In this project, we aim to contribute to efforts for environmental monitoring through deployment of acoustic sensors by drawing on work from deep-learning-based audio and image enhancement to isolate birdsong from background noise. Bioacoustic monitoring systems have become increasingly common in recent decades, as they could greatly save time and resources over manual population surveys. Yet they do introduce a new technological challenge: how can birdsong be identified and classified within many hours worth of audio recordings? This is an active area of research (see [Stowell et al, 2016] [Priyadarshani et al, 2018] for reviews) and has been the subject of several public data challenges [Stowell et al, 2018] [BirdCLEF]. One of the biggest barriers to successful classification systems is the presence of highly time-variant and region-dependent background noise. We are interested in whether it is possible to reduce noise levels with the use of a convolutional denoising autoencoder (CDAE).

First, we construct a dataset on which to train our system. A major difficulty of implementing acoustic foreground-background segmentation on natural data is that the ground-truth will generally not be available. In particular, for our application, we do not expect it to be possible to collect recordings of birds in the wild without simultaneously capturing the surrounding soundscape. On the other hand, given a foreground and background, it is very easy to construct the overall mixed signal. Therefore, by collecting separate recordings representing candidate background noise and candidate birdsong, we can artifically construct viable mixed recordings.

For the foreground components, we collected tracks from the Berlin Natural History Museum online database. While this resource only provides around six-and-a-half thousand recordings – which is small in comparison to Xeno-Canto, which contains hundreds of thousands – the audio is consistently high-quality, with low background noise content, which is very important for our application. The recordings cover 273 species, and are usually between 0 and 2 seconds in length. For the background audio, we utilized recordings from the BirdVox detection challenge dataset. The challenge contained twenty thousand 10-second recordings collected around Ithaca, NY, by researchers from the Cornell Lab of Ornithology, and were labeled by whether the tracks contained birdsong. We filtered and collected all tracks without birdsong to form “background” audio. To compose a mixed track, we first took a distinct 1-second window of the background track and normalized it to a unit maximum amplitude. Then, we randomly sampled two birdsong files, normalized, and added them within randomly sampled locations in the background track (resulting in a signal-to-noise ratio of 0.5).

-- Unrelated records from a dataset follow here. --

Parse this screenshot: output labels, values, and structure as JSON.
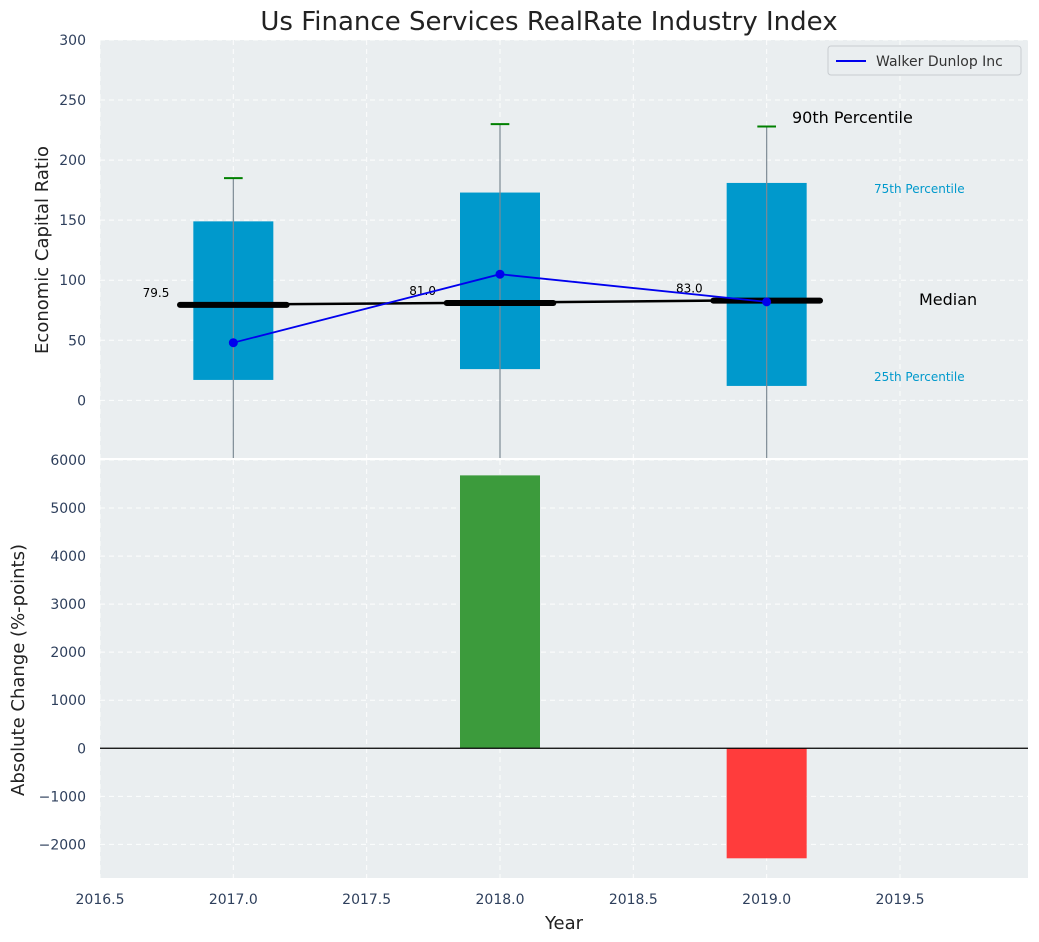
{
  "chart_data": [
    {
      "type": "box",
      "title": "Us Finance Services RealRate Industry Index",
      "ylabel": "Economic Capital Ratio",
      "xlim": [
        2016.5,
        2019.98
      ],
      "ylim": [
        -48,
        300
      ],
      "yticks": [
        0,
        50,
        100,
        150,
        200,
        250,
        300
      ],
      "ytick_labels": [
        "0",
        "50",
        "100",
        "150",
        "200",
        "250",
        "300"
      ],
      "x": [
        2017,
        2018,
        2019
      ],
      "p10": [
        -55,
        -55,
        -55
      ],
      "p25": [
        17,
        26,
        12
      ],
      "median": [
        79.5,
        81.0,
        83.0
      ],
      "median_labels": [
        "79.5",
        "81.0",
        "83.0"
      ],
      "p75": [
        149,
        173,
        181
      ],
      "p90": [
        185,
        230,
        228
      ],
      "series": [
        {
          "name": "Walker Dunlop Inc",
          "x": [
            2017,
            2018,
            2019
          ],
          "values": [
            48,
            105,
            82
          ]
        }
      ],
      "legend": {
        "label": "Walker Dunlop Inc",
        "placement": "top-right"
      },
      "annotations": {
        "p90": "90th Percentile",
        "p75": "75th Percentile",
        "median": "Median",
        "p25": "25th Percentile"
      },
      "colors": {
        "box": "#0099cc",
        "line": "#0000ee",
        "median": "#000000",
        "whisker_cap": "#008000",
        "background": "#eaeef0"
      }
    },
    {
      "type": "bar",
      "ylabel": "Absolute Change (%-points)",
      "xlabel": "Year",
      "xlim": [
        2016.5,
        2019.98
      ],
      "ylim": [
        -2700,
        6000
      ],
      "yticks": [
        -2000,
        -1000,
        0,
        1000,
        2000,
        3000,
        4000,
        5000,
        6000
      ],
      "ytick_labels": [
        "−2000",
        "−1000",
        "0",
        "1000",
        "2000",
        "3000",
        "4000",
        "5000",
        "6000"
      ],
      "xticks": [
        2016.5,
        2017.0,
        2017.5,
        2018.0,
        2018.5,
        2019.0,
        2019.5
      ],
      "xtick_labels": [
        "2016.5",
        "2017.0",
        "2017.5",
        "2018.0",
        "2018.5",
        "2019.0",
        "2019.5"
      ],
      "x": [
        2018,
        2019
      ],
      "values": [
        5680,
        -2290
      ],
      "colors": {
        "positive": "#3c9b3c",
        "negative": "#ff3c3c",
        "background": "#eaeef0"
      }
    }
  ]
}
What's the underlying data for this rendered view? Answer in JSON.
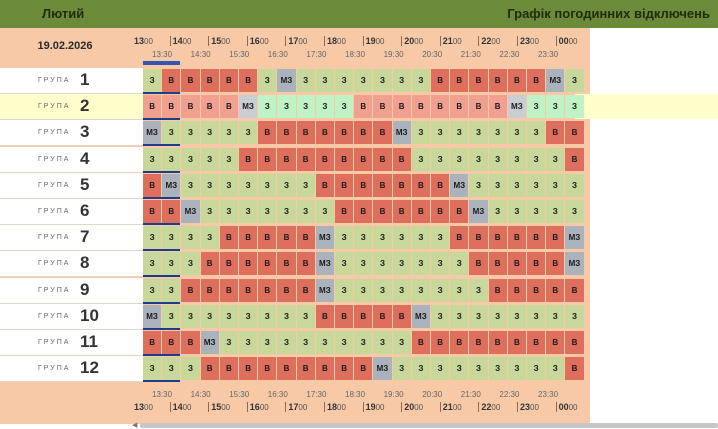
{
  "header": {
    "month": "Лютий",
    "title": "Графік погодинних відключень"
  },
  "date": "19.02.2026",
  "hours_top": [
    {
      "h": "13",
      "m": "00"
    },
    {
      "h": "14",
      "m": "00"
    },
    {
      "h": "15",
      "m": "00"
    },
    {
      "h": "16",
      "m": "00"
    },
    {
      "h": "17",
      "m": "00"
    },
    {
      "h": "18",
      "m": "00"
    },
    {
      "h": "19",
      "m": "00"
    },
    {
      "h": "20",
      "m": "00"
    },
    {
      "h": "21",
      "m": "00"
    },
    {
      "h": "22",
      "m": "00"
    },
    {
      "h": "23",
      "m": "00"
    },
    {
      "h": "00",
      "m": "00"
    }
  ],
  "half_hours": [
    "13:30",
    "14:30",
    "15:30",
    "16:30",
    "17:30",
    "18:30",
    "19:30",
    "20:30",
    "21:30",
    "22:30",
    "23:30"
  ],
  "group_word": "ГРУПА",
  "groups": [
    {
      "num": "1",
      "cells": "ZVVVVVZMZZZZZZZVVVVVVMZ"
    },
    {
      "num": "2",
      "cells": "VVVVVMZZZZZVVVVVVVVMZZZ"
    },
    {
      "num": "3",
      "cells": "MZZZZZVVVVVVVMZZZZZZZVV"
    },
    {
      "num": "4",
      "cells": "ZZZZZVVVVVVVVVZZZZZZZZV"
    },
    {
      "num": "5",
      "cells": "VMZZZZZZZVVVVVVVMZZZZZZ"
    },
    {
      "num": "6",
      "cells": "VVMZZZZZZZVVVVVVVMZZZZZ"
    },
    {
      "num": "7",
      "cells": "ZZZZVVVVVMZZZZZZVVVVVVM"
    },
    {
      "num": "8",
      "cells": "ZZZVVVVVVMZZZZZZZVVVVVM"
    },
    {
      "num": "9",
      "cells": "ZZVVVVVVVMZZZZZZZZVVVVV"
    },
    {
      "num": "10",
      "cells": "MZZZZZZZZVVVVVMZZZZZZZZ"
    },
    {
      "num": "11",
      "cells": "VVVMZZZZZZZZZZVVVVVVVVV"
    },
    {
      "num": "12",
      "cells": "ZZZVVVVVVVVVMZZZZZZZZZV"
    }
  ],
  "highlighted_group": "2",
  "current_slot_count": 2,
  "cell_labels": {
    "V": "В",
    "Z": "З",
    "M": "МЗ"
  },
  "icons": {
    "up": "arrow-up-icon"
  }
}
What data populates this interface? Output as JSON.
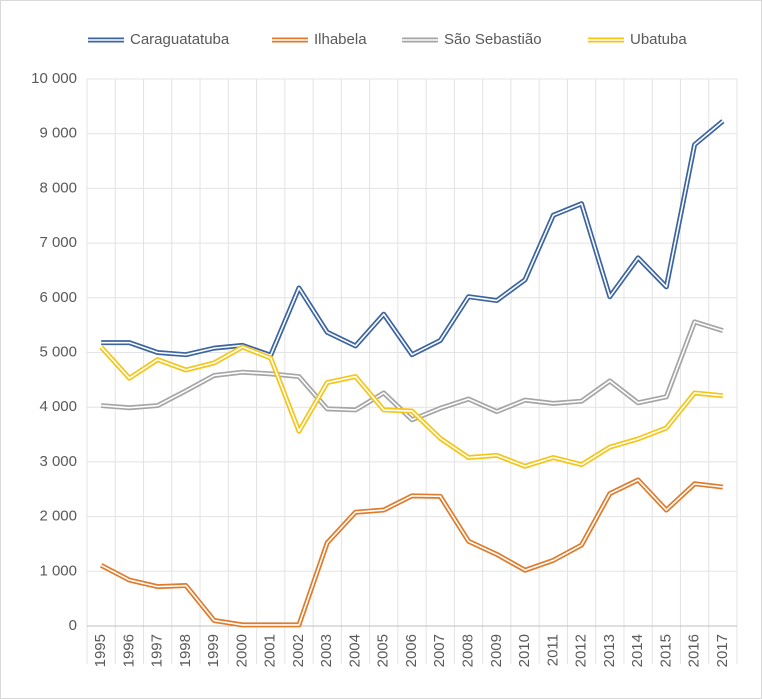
{
  "chart_data": {
    "type": "line",
    "categories": [
      "1995",
      "1996",
      "1997",
      "1998",
      "1999",
      "2000",
      "2001",
      "2002",
      "2003",
      "2004",
      "2005",
      "2006",
      "2007",
      "2008",
      "2009",
      "2010",
      "2011",
      "2012",
      "2013",
      "2014",
      "2015",
      "2016",
      "2017"
    ],
    "series": [
      {
        "name": "Caraguatatuba",
        "color": "#3b64a0",
        "values": [
          5180,
          5180,
          5000,
          4960,
          5080,
          5130,
          4950,
          6180,
          5370,
          5120,
          5700,
          4960,
          5220,
          6020,
          5950,
          6330,
          7510,
          7720,
          6020,
          6730,
          6200,
          8800,
          9230
        ]
      },
      {
        "name": "Ilhabela",
        "color": "#e07b2c",
        "values": [
          1110,
          840,
          720,
          740,
          100,
          20,
          20,
          20,
          1520,
          2080,
          2120,
          2380,
          2370,
          1550,
          1310,
          1020,
          1200,
          1480,
          2420,
          2670,
          2120,
          2600,
          2540
        ]
      },
      {
        "name": "São Sebastião",
        "color": "#a5a5a5",
        "values": [
          4030,
          3990,
          4030,
          4300,
          4580,
          4640,
          4610,
          4560,
          3970,
          3950,
          4260,
          3770,
          3980,
          4150,
          3920,
          4130,
          4070,
          4110,
          4480,
          4080,
          4190,
          5560,
          5400
        ]
      },
      {
        "name": "Ubatuba",
        "color": "#f5c518",
        "values": [
          5100,
          4530,
          4870,
          4680,
          4810,
          5100,
          4900,
          3560,
          4450,
          4560,
          3950,
          3930,
          3430,
          3080,
          3120,
          2920,
          3080,
          2950,
          3270,
          3420,
          3620,
          4260,
          4210
        ]
      }
    ],
    "ylim": [
      0,
      10000
    ],
    "yticks": [
      0,
      {
        "value": 1000,
        "label": "1 000"
      },
      {
        "value": 2000,
        "label": "2 000"
      },
      {
        "value": 3000,
        "label": "3 000"
      },
      {
        "value": 4000,
        "label": "4 000"
      },
      {
        "value": 5000,
        "label": "5 000"
      },
      {
        "value": 6000,
        "label": "6 000"
      },
      {
        "value": 7000,
        "label": "7 000"
      },
      {
        "value": 8000,
        "label": "8 000"
      },
      {
        "value": 9000,
        "label": "9 000"
      },
      {
        "value": 10000,
        "label": "10 000"
      }
    ],
    "grid": true,
    "legend": "top"
  }
}
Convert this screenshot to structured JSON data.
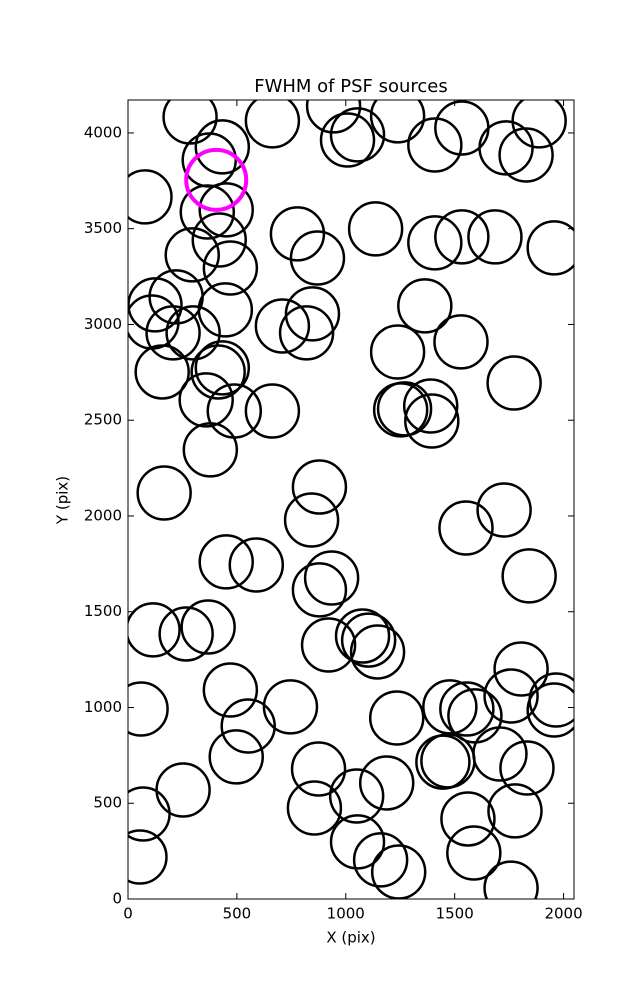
{
  "chart_data": {
    "type": "scatter",
    "title": "FWHM of PSF sources",
    "x_label": "X (pix)",
    "y_label": "Y (pix)",
    "xlim": [
      0,
      2048
    ],
    "ylim": [
      0,
      4172
    ],
    "xticks": [
      0,
      500,
      1000,
      1500,
      2000
    ],
    "yticks": [
      0,
      500,
      1000,
      1500,
      2000,
      2500,
      3000,
      3500,
      4000
    ],
    "series": [
      {
        "color": "#000000",
        "x": [
          78,
          285,
          373,
          433,
          364,
          451,
          419,
          470,
          295,
          221,
          124,
          110,
          207,
          299,
          447,
          157,
          433,
          414,
          359,
          488,
          663,
          378,
          166,
          451,
          589,
          115,
          267,
          368,
          470,
          552,
          497,
          253,
          60,
          69,
          55,
          663,
          778,
          870,
          709,
          847,
          820,
          879,
          843,
          935,
          879,
          921,
          746,
          875,
          856,
          944,
          1008,
          1054,
          1137,
          1077,
          1105,
          1146,
          1050,
          1054,
          1188,
          1160,
          1243,
          1234,
          1238,
          1409,
          1238,
          1252,
          1270,
          1363,
          1409,
          1533,
          1685,
          1533,
          1390,
          1395,
          1529,
          1773,
          1727,
          1552,
          1842,
          1446,
          1469,
          1478,
          1556,
          1593,
          1561,
          1588,
          1708,
          1777,
          1759,
          1759,
          1805,
          1832,
          1736,
          1828,
          1888,
          1957,
          1957,
          1966
        ],
        "y": [
          3666,
          4083,
          3859,
          3927,
          3587,
          3598,
          3441,
          3295,
          3363,
          3144,
          3102,
          3013,
          2956,
          2956,
          3076,
          2752,
          2773,
          2752,
          2606,
          2548,
          2548,
          2345,
          2120,
          1760,
          1744,
          1405,
          1384,
          1420,
          1091,
          903,
          742,
          569,
          992,
          444,
          219,
          4063,
          3473,
          3347,
          2992,
          3055,
          2956,
          2151,
          1979,
          1676,
          1614,
          1326,
          1003,
          679,
          475,
          4141,
          3963,
          3990,
          3499,
          1373,
          1352,
          1290,
          538,
          298,
          606,
          204,
          141,
          945,
          4089,
          3937,
          2856,
          2554,
          2559,
          3097,
          3426,
          3457,
          3457,
          4026,
          2574,
          2496,
          2909,
          2694,
          2031,
          1937,
          1687,
          715,
          721,
          1003,
          992,
          956,
          418,
          240,
          757,
          460,
          57,
          1060,
          1201,
          684,
          3922,
          3885,
          4063,
          3400,
          987,
          1039
        ]
      },
      {
        "color": "#ff00ff",
        "x": [
          405
        ],
        "y": [
          3755
        ]
      }
    ]
  }
}
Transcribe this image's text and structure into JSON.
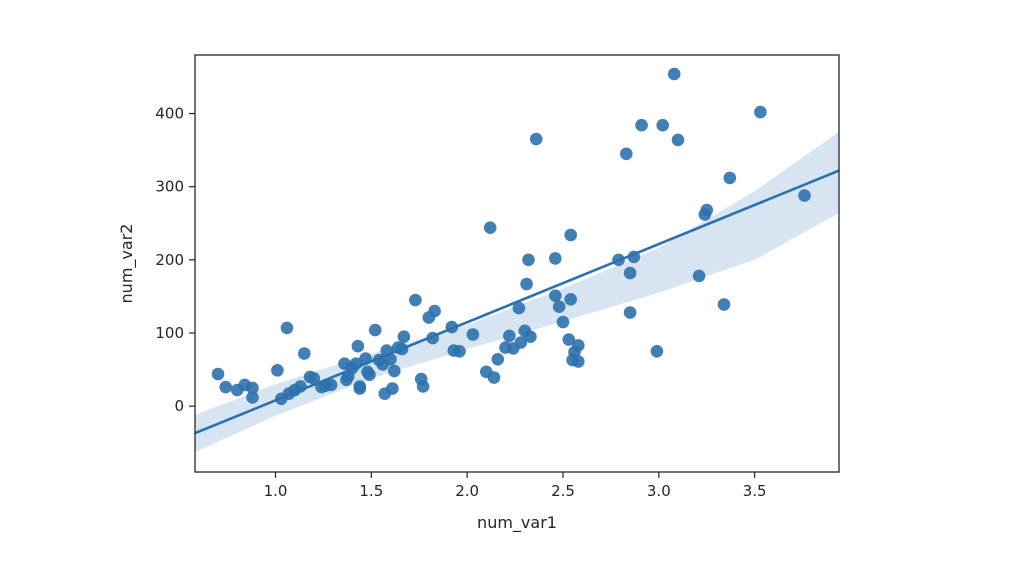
{
  "chart_data": {
    "type": "scatter",
    "title": "",
    "xlabel": "num_var1",
    "ylabel": "num_var2",
    "xlim": [
      0.58,
      3.94
    ],
    "ylim": [
      -90,
      480
    ],
    "xticks": [
      "1.0",
      "1.5",
      "2.0",
      "2.5",
      "3.0",
      "3.5"
    ],
    "yticks": [
      "0",
      "100",
      "200",
      "300",
      "400"
    ],
    "grid": false,
    "legend": "none",
    "colors": {
      "points": "#2c71ad",
      "line": "#2c71ad",
      "band": "#cfe0ef",
      "axes": "#262626"
    },
    "points": [
      [
        0.7,
        44
      ],
      [
        0.74,
        26
      ],
      [
        0.8,
        22
      ],
      [
        0.84,
        29
      ],
      [
        0.88,
        25
      ],
      [
        0.88,
        12
      ],
      [
        1.01,
        49
      ],
      [
        1.03,
        10
      ],
      [
        1.06,
        107
      ],
      [
        1.07,
        17
      ],
      [
        1.1,
        22
      ],
      [
        1.13,
        27
      ],
      [
        1.15,
        72
      ],
      [
        1.18,
        40
      ],
      [
        1.2,
        38
      ],
      [
        1.24,
        26
      ],
      [
        1.26,
        28
      ],
      [
        1.29,
        29
      ],
      [
        1.36,
        58
      ],
      [
        1.37,
        36
      ],
      [
        1.38,
        41
      ],
      [
        1.4,
        52
      ],
      [
        1.42,
        58
      ],
      [
        1.43,
        82
      ],
      [
        1.44,
        27
      ],
      [
        1.44,
        24
      ],
      [
        1.47,
        65
      ],
      [
        1.48,
        47
      ],
      [
        1.49,
        43
      ],
      [
        1.52,
        104
      ],
      [
        1.54,
        63
      ],
      [
        1.56,
        57
      ],
      [
        1.57,
        17
      ],
      [
        1.58,
        76
      ],
      [
        1.6,
        64
      ],
      [
        1.61,
        24
      ],
      [
        1.62,
        48
      ],
      [
        1.64,
        80
      ],
      [
        1.66,
        78
      ],
      [
        1.67,
        95
      ],
      [
        1.73,
        145
      ],
      [
        1.76,
        37
      ],
      [
        1.77,
        27
      ],
      [
        1.8,
        121
      ],
      [
        1.82,
        93
      ],
      [
        1.83,
        130
      ],
      [
        1.92,
        108
      ],
      [
        1.93,
        76
      ],
      [
        1.96,
        75
      ],
      [
        2.03,
        98
      ],
      [
        2.1,
        47
      ],
      [
        2.12,
        244
      ],
      [
        2.14,
        39
      ],
      [
        2.16,
        64
      ],
      [
        2.2,
        80
      ],
      [
        2.22,
        96
      ],
      [
        2.24,
        79
      ],
      [
        2.27,
        134
      ],
      [
        2.28,
        87
      ],
      [
        2.3,
        103
      ],
      [
        2.31,
        167
      ],
      [
        2.32,
        200
      ],
      [
        2.33,
        95
      ],
      [
        2.36,
        365
      ],
      [
        2.46,
        202
      ],
      [
        2.46,
        151
      ],
      [
        2.48,
        136
      ],
      [
        2.5,
        115
      ],
      [
        2.53,
        91
      ],
      [
        2.54,
        234
      ],
      [
        2.54,
        146
      ],
      [
        2.55,
        63
      ],
      [
        2.56,
        74
      ],
      [
        2.58,
        83
      ],
      [
        2.58,
        61
      ],
      [
        2.79,
        200
      ],
      [
        2.83,
        345
      ],
      [
        2.85,
        182
      ],
      [
        2.85,
        128
      ],
      [
        2.87,
        204
      ],
      [
        2.91,
        384
      ],
      [
        2.99,
        75
      ],
      [
        3.02,
        384
      ],
      [
        3.08,
        454
      ],
      [
        3.1,
        364
      ],
      [
        3.21,
        178
      ],
      [
        3.24,
        262
      ],
      [
        3.25,
        268
      ],
      [
        3.34,
        139
      ],
      [
        3.37,
        312
      ],
      [
        3.53,
        402
      ],
      [
        3.76,
        288
      ]
    ],
    "regression": {
      "x": [
        0.58,
        3.94
      ],
      "y": [
        -37,
        322
      ]
    },
    "confidence_band": {
      "x": [
        0.58,
        1.0,
        1.5,
        2.0,
        2.5,
        3.0,
        3.5,
        3.94
      ],
      "lower": [
        -63,
        -13,
        38,
        78,
        116,
        155,
        200,
        264
      ],
      "upper": [
        -12,
        30,
        72,
        111,
        161,
        216,
        294,
        375
      ]
    }
  }
}
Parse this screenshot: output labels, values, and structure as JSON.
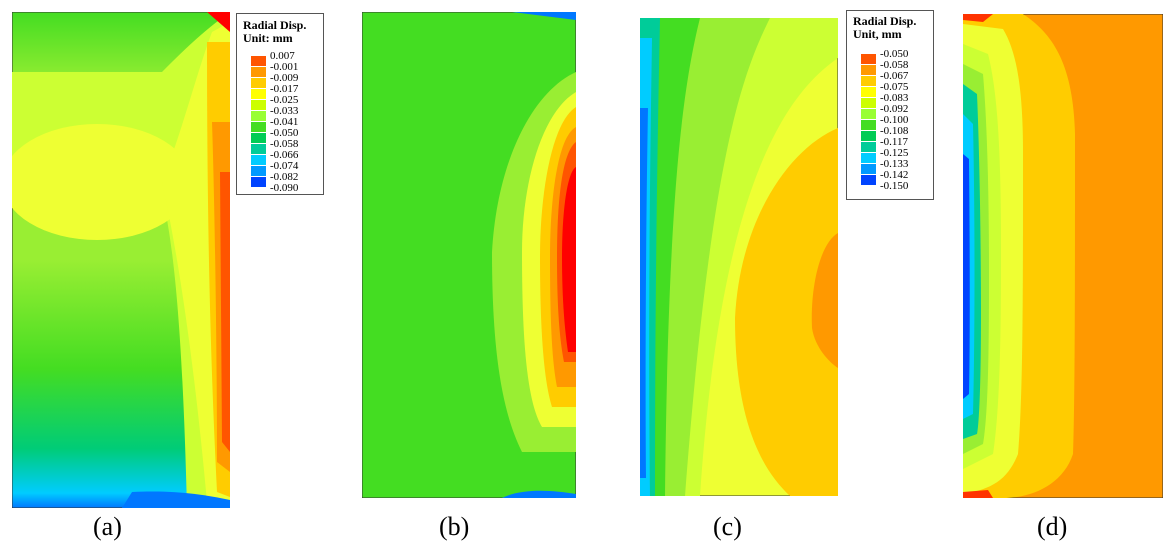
{
  "panels": [
    "(a)",
    "(b)",
    "(c)",
    "(d)"
  ],
  "legend_1": {
    "title": "Radial Disp.",
    "unit": "Unit: mm",
    "values": [
      "0.007",
      "-0.001",
      "-0.009",
      "-0.017",
      "-0.025",
      "-0.033",
      "-0.041",
      "-0.050",
      "-0.058",
      "-0.066",
      "-0.074",
      "-0.082",
      "-0.090"
    ]
  },
  "legend_2": {
    "title": "Radial Disp.",
    "unit": "Unit, mm",
    "values": [
      "-0.050",
      "-0.058",
      "-0.067",
      "-0.075",
      "-0.083",
      "-0.092",
      "-0.100",
      "-0.108",
      "-0.117",
      "-0.125",
      "-0.133",
      "-0.142",
      "-0.150"
    ]
  },
  "palette": [
    "#ff0000",
    "#ff5500",
    "#ff9900",
    "#ffcc00",
    "#ffff00",
    "#ccff00",
    "#99ff33",
    "#44dd22",
    "#00cc55",
    "#00cc99",
    "#00ccff",
    "#0099ff",
    "#0044ff",
    "#0000ff"
  ]
}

Generally, studies of audio convert the acoustic time series into a two-dimensional time-frequency representation – a spectrogram – which provides a more informative view of the properties of sound. For all of the datasets used, we constructed spectrograms using a sliding Short-Term Fourier Transform (STFT) with a Hanning window. While it would be interesting to reconstruct the processed audio time series based on our model output, we did not do so in our work.

We then implemented a convolutional denoising autoencoder (CDAE), such that spectrograms containing both background and foreground signals would make up the input to the network, and would be trained against the clean birdsong foreground. The encoder and decoder both contained one hidden layer layer, and all layers were joined with ReLu operations and 2x2 pooling layers. The number of channels per inner layer was varied to compare performance. We used an 80-20 training-testing split across the datasets. The spectrograms, initially of size 100x426, were rescaled to a size of 24x100 to reduce the dimensionality of the network. Additionally, they were normalized to a maximum amplitude of 1 for compatibility with binary cross-entropy (BCE) loss, a common loss function for image denoising. All models were run on a Tesla K80 GPU through Google Colaboratory. Parameters were chosen by manual tuning.

The top figure shows the BCE loss of the network across minibatches. The bottom figure shows several examples of the input (noisy) spectrograms, the ground-truth birdsong spectrograms, and the autoencoder output for the synthetic and realistic datasets (respectively), on instances from the test dataset.

All in all, we have successfully implemented, evaluated, and analyzed an approaches for isolating birdsong in acoustic recordings. For future work, it would be interesting to evaluate the quality of the audio reconstructed from processed spectrograms. Additionally, while we were limited by time and memory constraints, future studies could construct larger datasets to train more complex networks with higher representational ability. We hope that this work will contribute to the development of acoustic monitoring technologies and further avian conservation efforts.